Weit hergeholt sind die Interpretationen jedoch nicht, wenn man sich die Äußerungen Droeses genauer anschaut. Er war Anfang 2016 derjenige, der eine gemeinsame Großdemonstration mit Pegida in Leipzig planen wollte und einen »Schulterschluss« mit der rassistischen Bewegung begrüßte, woraufhin sich die Leipziger AfD distanzierte. Ende des Jahres lud er dann gemeinsam mit anderen AfD-Politikern den österreichischen Rechtspopulisten Andreas Mölzer, der Anfang 2014 den Nationalsozialismus verharmloste und durch rassistische Äußerungen zur EU in die Schlagzeilen geriet, zu einem Vortrag nach Leipzig ein.

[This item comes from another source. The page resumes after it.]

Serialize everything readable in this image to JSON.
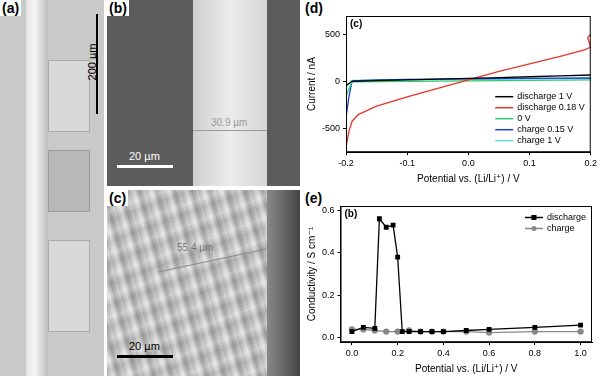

Auch der aktuelle politische Kurs des Bundestagskandidaten offenbart sich als wenig moderat. In einem Brief, den er mit »Ich will mein Land zurück!« betitelte und dem kreuzer als Ersatz für ein persönliches Interview schickte, spricht er von gerechtem Lohn für deutsche Arbeiter, vom Untergang der Nation und von seiner Liebe zu Deutschland. Er schreibt, dass ihn die »linksextreme Szene mit ihren Deutschen und Deutschland feindlichen Parolen«* in Leipzig schmerze, beklagt den »offenen, antideutschen Rassismus« und betont seine Unzufriedenheit mit der »alten politischen Klasse«, die sich »zum Vorreiter eines europäischen Superstaates« mache, »vergleichbar mit der untergegangenen Sowjetunion«. Folgerichtig will Droese gegen genau diese Europapolitik vorgehen, prangert den Euro als Währung an und fordert eine Volksabstimmung zum Verbleib Deutschlands in der Euro-Zone. Überhaupt ist das Volk zentraler Bezugspunkt seiner Politik. Die Idealvorstellung eines AfD-Funktionärs beschreibt er als »Volkstribun«, der Kern seiner Politik seien die »Interessen Deutschlands und die Interessen des Deutschen Volkes«. Wie selbstverständlich fügt er hinzu: »Das deutsche Volk besteht naturgemäß aus Deutschen.«
Droese ist Mitglied im »Flügel«, einer Rechtsaußengruppierung innerhalb der AfD rund um Björn Höcke. Obwohl er schon mit Pegida geliebäugelt hat und auch auf der ersten Legida-Demonstration zugegen war, will er sich eine Nähe zur Rechten nicht vorwerfen lassen. »Nur weil wir uns deutlich und vorbehaltlos zu unserer deutschen Identität bekennen und uns dafür einsetzen, dass unsere deutsche Nation auch in Zukunft fortbesteht«, würde man fälschlicherweise als Rechte, Rechtsradikale oder Schlimmeres stigmatisiert, sagt Droese. Stattdessen sei die AfD »aus Mangel an einer konservativen-patriotischen Alternative« entstanden. Dass die Partei jedoch weit mehr als nur konservativ-patriotische Facetten hat, zeigte sich in den letzten Jahren mehrfach. Ob Pegida-Nähe, Zusammenarbeit mit den rechten Identitären oder ehemalige NPD-Funktionäre in den eigenen Reihen: Die AfD ist eben auch eine Partei der Rechtspopulisten, wenn nicht sogar noch radikaler. Mit dem Deutschland liebenden und Pegida verstehenden Siegbert Droese hat sie daher einen Kandidaten nominiert, der den rechten Flügel der Partei nicht besser repräsentieren könnte.